By David Pearson, Director, Filmology, the UK’s first dedicated movie marketing and promotions company
Tracking consumer behaviour and predicting trends has always been an essential part of business and marketing strategy, which is why it’s so interesting when something comes along to change this.
In the last few years we have seen a significant shift in cinema-going trends with Wednesday emerging top trump as the favourite day for people to visit the cinema. This shift in behaviour is largely down to the successful Orange Wednesdays promotion, delivered by mobile and proving to be a winning incentive that has become a regular part of so many of Orange customers’ lives. Its new promotion, Film To Go, is set to entrench Orange as the master of mobile-based film offers.
The resounding success of this campaign demonstrates the power of mobile in these types of promotions, offering customers quick access to great deals with remarkable ease.
In the current climate of recession, consumers are increasingly scrambling for vouchers, codes and special offers as thrift conscious spenders seek the best value for money; and companies are keen to provide. Orange, O2, Bulmers and Google Books are but a few of the companies providing mobile promotions direct to the consumer.
The smart phone has revolutionised this process further and developed the humble voucher code into a fuller bodied offering. QR or Quick Response codes, such as those employed in Bulmer’s No. 17 cider brand campaign, can be read via mobiles after the user has taken a photo of the code, found in places such as posters or magazines and even the windows of shops.
This development opens up a lot of doors for marketers. The new codes not only look better aesthetically compared to simply receiving a code number, offering more branding opportunities, but they also provide a more interesting and engaging consumer experience, not to mention the vastly increased scope of additional content made accessible. Here we strike a neat balance between offering greater user experience at the same time as offering marketers a platform to engage directly with their target audience.
Some screen advertising companies are now already opening up the media space in cinemas so that targeted special offers and discounts can be sent to registered users’ mobiles as soon as they walk through the cinema’s doors and have their location-finding service tuned in. A multitude of targeted content could include discounts on a drink with your popcorn to encourage up-spend or a related film trailer that may encourage repeat visits.
The mobile phone is pretty much the only media channel which remains with you virtually 24 hours a day, and is therefore the perfect channel to exploit for vouchers and other media messages. Through their mobile phones, users have constant contact with the internet and the internet has constant contact with users, creating a flow of information that can be tapped into and utilised. The challenge is to use this uniquely individual information and the portable nature of mobile to add value to the voucher in a way that enhances a brand’s offering to the consumer and also gives added benefit to the brand.
There’s certainly a wealth of possibilities out there and the mechanics for delivering all types of vouchers and other incentives via mobile are steadily taking precedence in this market.

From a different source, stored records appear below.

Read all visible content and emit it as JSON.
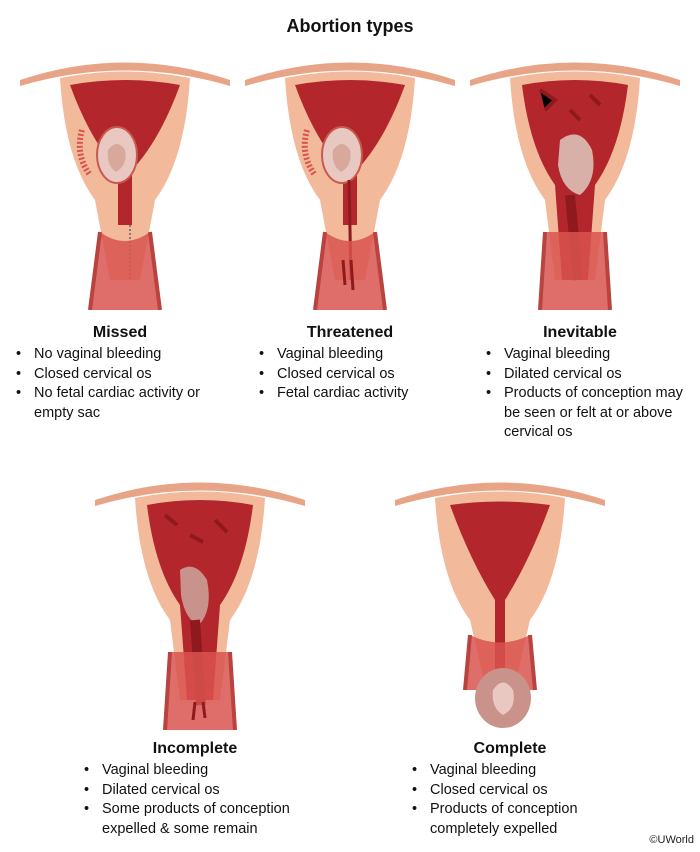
{
  "title": "Abortion types",
  "copyright": "©UWorld",
  "panels": [
    {
      "heading": "Missed",
      "bullets": [
        "No vaginal bleeding",
        "Closed cervical os",
        "No fetal cardiac activity or empty sac"
      ]
    },
    {
      "heading": "Threatened",
      "bullets": [
        "Vaginal bleeding",
        "Closed cervical os",
        "Fetal cardiac activity"
      ]
    },
    {
      "heading": "Inevitable",
      "bullets": [
        "Vaginal bleeding",
        "Dilated cervical os",
        "Products of conception may be seen or felt at or above cervical os"
      ]
    },
    {
      "heading": "Incomplete",
      "bullets": [
        "Vaginal bleeding",
        "Dilated cervical os",
        "Some products of conception expelled & some remain"
      ]
    },
    {
      "heading": "Complete",
      "bullets": [
        "Vaginal bleeding",
        "Closed cervical os",
        "Products of conception completely expelled"
      ]
    }
  ],
  "colors": {
    "tissue": "#f2b99a",
    "tissue_dark": "#e09a7a",
    "cavity": "#b3262c",
    "blood": "#8e1a1e",
    "vagina": "#d9534f",
    "fetus": "#e8c8c0"
  }
}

However, there still remain a couple of problems, most notably; getting the general public familiar with using their mobile phones in this way.
While the majority of the population are accustomed to purchasing and redeeming vouchers at point of sale, in gift card centres within shops or via the web channel, using a mobile phone in this way has yet to become the norm. Many consumers simply don’t expect to be able to show their phone in order to gain a discount. However, as smart phones dismantle the divide between mobile and the internet, this connection will inevitably soon be made.
A second issue worth noting is the familiarity of box-office and shop staff with redeeming mobile vouchers. Technologically, the process need not be too different to standard procedures. The new generation of “barcodes” that are stored on the phone, for example, are compatible with the majority of barcode readers at retail level. It may seem like a small challenge, but familiarising staff with the process really is the first step. As consumers and mobile users themselves, this should not present too many difficulties, but inevitably takes time and training.
Orange Wednesdays has paved the way forward for all of this and we should expect to see the development of mobile vouchers really come to the fore in the not too distant future. Ironic, perhaps, as the place in which these developments are moving so quickly is the same place where you are asked to turn your phone off before the screening begins!